The topic of courtship has been on my mind a lot lately. One reason is this:
Our “baby” is getting married! And we praise God for the man who will be her husband! God continues to write stories that we could never think up on our own. (More on that in another post. 🙂 )
So if posts are a bit more sporadic over the next two or three months, it’s because we’re busy trying out all the great organizing ideas in All Things Are Ready. A September wedding will give Susannah and Peter a couple months to get settled before they head off on a mission trip to India in November. (It’s also one of the only dates when Peter wasn’t the photographer or a groomsman in someone else’s wedding!)
I’m also thinking a lot about courtship because it’s one of the topics I’m supposed to speak on at the TCHEN conference in San Rosa next month – Christian Courtship in the Real World.
It’s a topic that’s dear to me because I believe in it.
It’s also a topic that’s important to me because I think a lot of Christian young people have been burned by “courtship” and come out on the other side of an unpleasant courtship experience, bitter and disillusioned. It doesn’t have to end that way.
We’ve made our share of mistakes as God has led us through several successful courtships over the past eight years. Over the next few months I would like to post an occasional thought or two on the subject.
For today, let’s start with this simple truth:
God’s in control. We’re not.
We certainly have plenty of opportunities to figure this one out as our children grow up. We are not in control. God has given us the job of being earthly representatives of His authority in our children’s lives. That does involve a lot of governing, a lot of decision-making, a lot of discipline.
But it doesn’t take very long to know that we’re ultimately not in control – take the uncanny timing of really messy diapers as a simple, down-to-earth example of this fact. Or how about sleep schedules, interruptions, illnesses, accidents, disagreements and personality clashes? God uses all these childrearing challenges to sanctify us, to make us more like His Son.
God is writing the stories of our children’s lives. We’re primary characters in the story, but we’re not the authors.
The season of courtship can be a bit scary if we haven’t come to terms with this. We cannot be in control of a courtship any more than we have been in total control of any other aspect of our children’s lives. Yes, we will certainly exercise some level of authority. We may and should offer much wise counsel. We may even advise against marrying a particular person. But we aren’t responsible for creating the perfect courtship. We can’t control the situation, and if we try to, we will probably be getting in the way of what God is trying to do in our children’s lives – and in our lives.
God may bring along someone very different than we had envisioned. He or she may not be just like the people in our family. In fact, they probably shouldn’t be just like us. God is creating a new household with new missions for His kingdom. He’s not duplicating our family and our household.
A potential spouse for our child may come from a very different background.

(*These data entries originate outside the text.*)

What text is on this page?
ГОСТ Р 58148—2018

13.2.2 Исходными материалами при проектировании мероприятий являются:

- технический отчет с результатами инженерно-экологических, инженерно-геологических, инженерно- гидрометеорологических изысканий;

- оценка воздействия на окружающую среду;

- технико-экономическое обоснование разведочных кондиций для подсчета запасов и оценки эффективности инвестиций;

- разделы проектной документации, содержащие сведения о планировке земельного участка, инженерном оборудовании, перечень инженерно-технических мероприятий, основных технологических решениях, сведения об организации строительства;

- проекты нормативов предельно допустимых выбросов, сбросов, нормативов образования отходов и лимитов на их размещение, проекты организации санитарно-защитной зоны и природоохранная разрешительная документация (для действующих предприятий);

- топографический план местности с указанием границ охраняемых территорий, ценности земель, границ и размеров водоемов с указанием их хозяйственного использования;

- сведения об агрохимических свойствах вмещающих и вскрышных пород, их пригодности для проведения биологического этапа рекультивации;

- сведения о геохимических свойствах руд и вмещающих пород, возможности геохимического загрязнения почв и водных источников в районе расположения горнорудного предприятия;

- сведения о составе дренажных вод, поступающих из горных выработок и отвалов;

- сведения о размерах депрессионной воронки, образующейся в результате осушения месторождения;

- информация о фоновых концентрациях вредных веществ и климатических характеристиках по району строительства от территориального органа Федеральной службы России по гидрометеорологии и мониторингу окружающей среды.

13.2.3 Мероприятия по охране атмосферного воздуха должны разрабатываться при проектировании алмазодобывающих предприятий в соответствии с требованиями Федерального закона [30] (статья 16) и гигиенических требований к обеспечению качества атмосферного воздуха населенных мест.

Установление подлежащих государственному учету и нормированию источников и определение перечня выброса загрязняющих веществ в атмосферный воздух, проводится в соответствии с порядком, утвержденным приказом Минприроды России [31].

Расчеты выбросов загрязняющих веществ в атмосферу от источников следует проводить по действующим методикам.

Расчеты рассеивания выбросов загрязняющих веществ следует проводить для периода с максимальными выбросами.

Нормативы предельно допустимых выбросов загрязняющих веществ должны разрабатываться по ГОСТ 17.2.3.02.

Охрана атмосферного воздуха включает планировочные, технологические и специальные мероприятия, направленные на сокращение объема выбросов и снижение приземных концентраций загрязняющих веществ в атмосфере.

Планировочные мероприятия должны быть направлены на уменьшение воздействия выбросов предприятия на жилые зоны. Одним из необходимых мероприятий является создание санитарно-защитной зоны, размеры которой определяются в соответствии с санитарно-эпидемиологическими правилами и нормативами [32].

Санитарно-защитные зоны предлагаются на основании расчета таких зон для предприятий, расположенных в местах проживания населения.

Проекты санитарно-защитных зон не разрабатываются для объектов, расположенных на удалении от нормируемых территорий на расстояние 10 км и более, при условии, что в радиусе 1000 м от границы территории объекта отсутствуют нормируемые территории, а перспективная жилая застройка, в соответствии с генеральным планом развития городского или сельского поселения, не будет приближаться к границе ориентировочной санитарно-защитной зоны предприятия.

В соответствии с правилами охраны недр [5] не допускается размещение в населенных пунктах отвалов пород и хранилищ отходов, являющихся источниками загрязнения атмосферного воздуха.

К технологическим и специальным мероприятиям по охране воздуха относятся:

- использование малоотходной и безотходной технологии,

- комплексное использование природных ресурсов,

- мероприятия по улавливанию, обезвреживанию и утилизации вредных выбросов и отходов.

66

He or she may have a history that includes sins that God has forgiven and that we need to be ready to forgive as well.
We need to acknowledge as adults any children who are ready to seriously consider marriage, and then treat them like adults. If we’ve been slowly letting go of our authority and preparing our children for the responsibilities of adulthood, guiding adult children through the process of courtship will be much more pleasant for everyone. We won’t be tempted to micro-manage or exclude the courting couple from the decision-making process. We’ll be more prepared to let them go, and they’ll be more prepared to take the initiative in setting godly standards for their courtship.
I’m guessing that what I’m trying to say may be misunderstood by some readers. Please don’t think I’m saying we should just stand back and watch our kids do whatever they want when it comes to the opposite sex. God forbid! But we should want to be our children’s allies in this exciting season of their lives.

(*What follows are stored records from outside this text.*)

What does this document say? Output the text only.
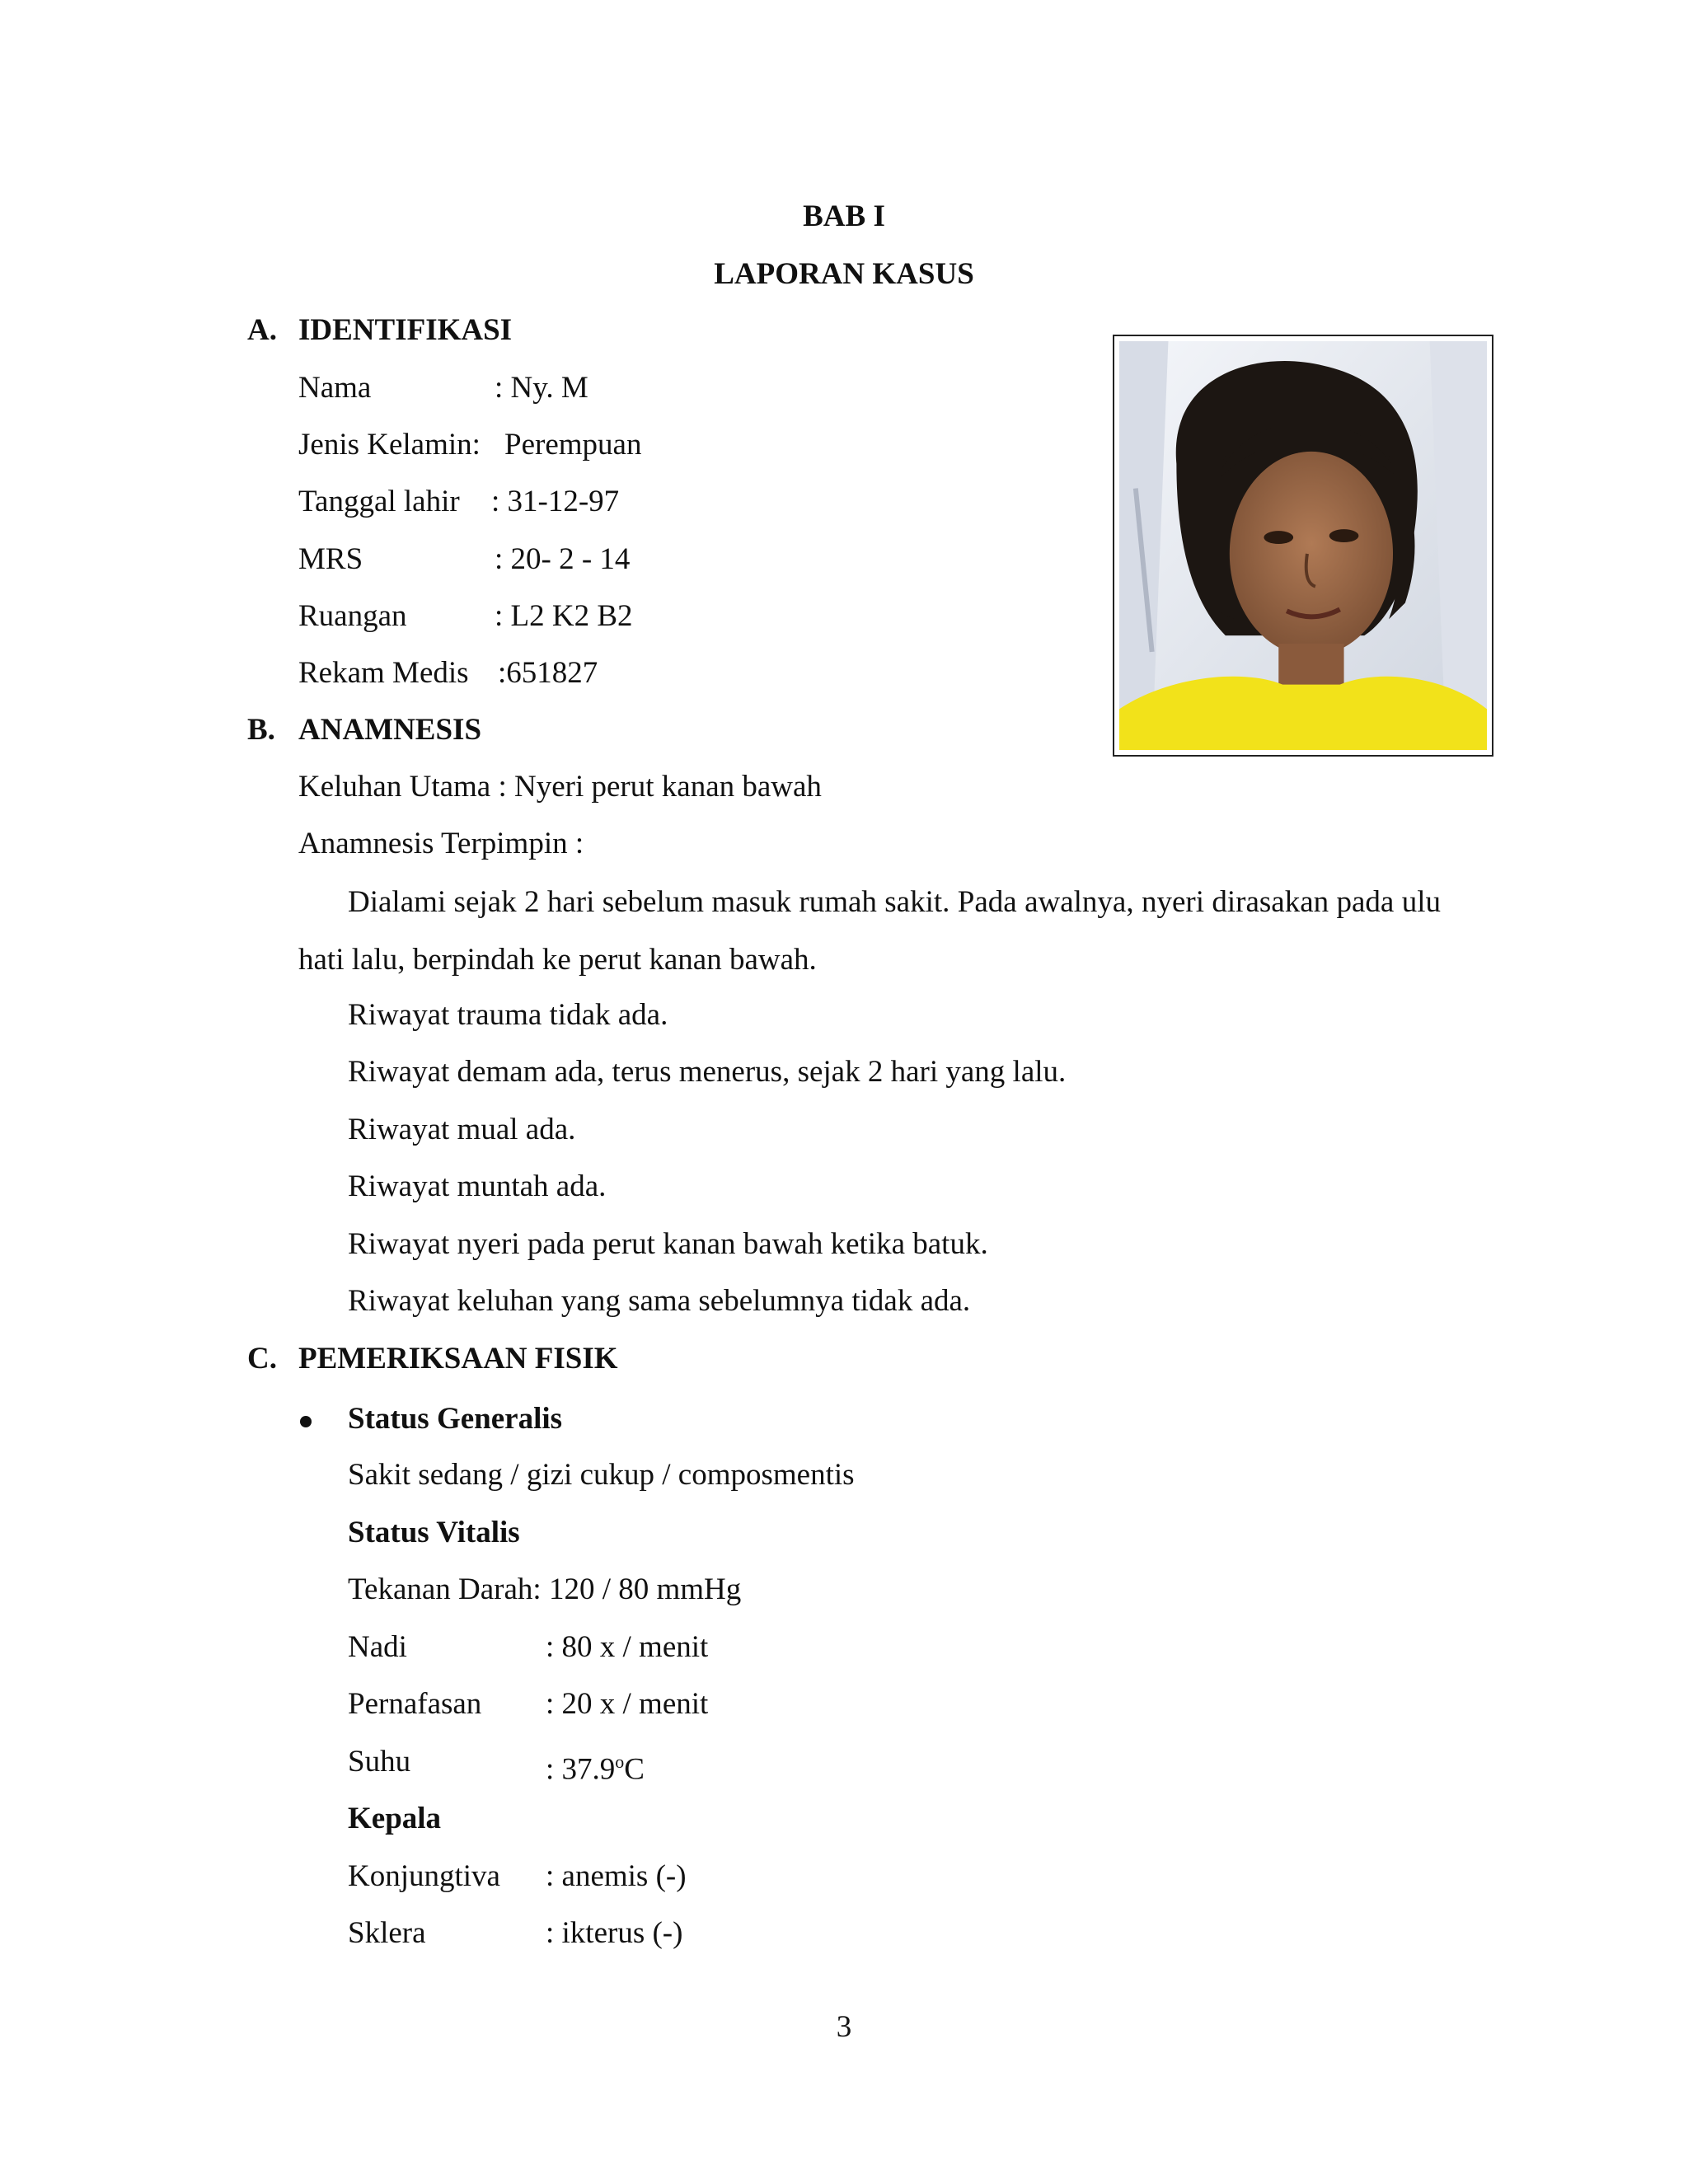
BAB I
LAPORAN KASUS
A. IDENTIFIKASI
Nama	: Ny. M
Jenis Kelamin: Perempuan
Tanggal lahir : 31-12-97
MRS	: 20- 2 - 14
Ruangan	: L2 K2 B2
Rekam Medis :651827
B. ANAMNESIS
Keluhan Utama : Nyeri perut kanan bawah
Anamnesis Terpimpin :
Dialami sejak 2 hari sebelum masuk rumah sakit. Pada awalnya, nyeri dirasakan pada ulu hati lalu, berpindah ke perut kanan bawah.
Riwayat trauma tidak ada.
Riwayat demam ada, terus menerus, sejak 2 hari yang lalu.
Riwayat mual ada.
Riwayat muntah ada.
Riwayat nyeri pada perut kanan bawah ketika batuk.
Riwayat keluhan yang sama sebelumnya tidak ada.
C. PEMERIKSAAN FISIK
Status Generalis
Sakit sedang / gizi cukup / composmentis
Status Vitalis
Tekanan Darah: 120 / 80 mmHg
Nadi	: 80 x / menit
Pernafasan : 20 x / menit
Suhu	: 37.9$^o$C
Kepala
Konjungtiva : anemis (-)
Sklera	: ikterus (-)
3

We lay the foundation for this kind of courtship while our children are young. If we want to be welcomed as guides when our children are ready to move toward marriage, we will remember from their earliest beginnings that they are moving toward godly adulthood and a lifetime of service to Him. We will keep in mind that God has written us into their stories, but He has not given us the responsibility of writing their stories. He will do a much better job than we could ever do, and He’ll give us great joy as we see those stories unfold.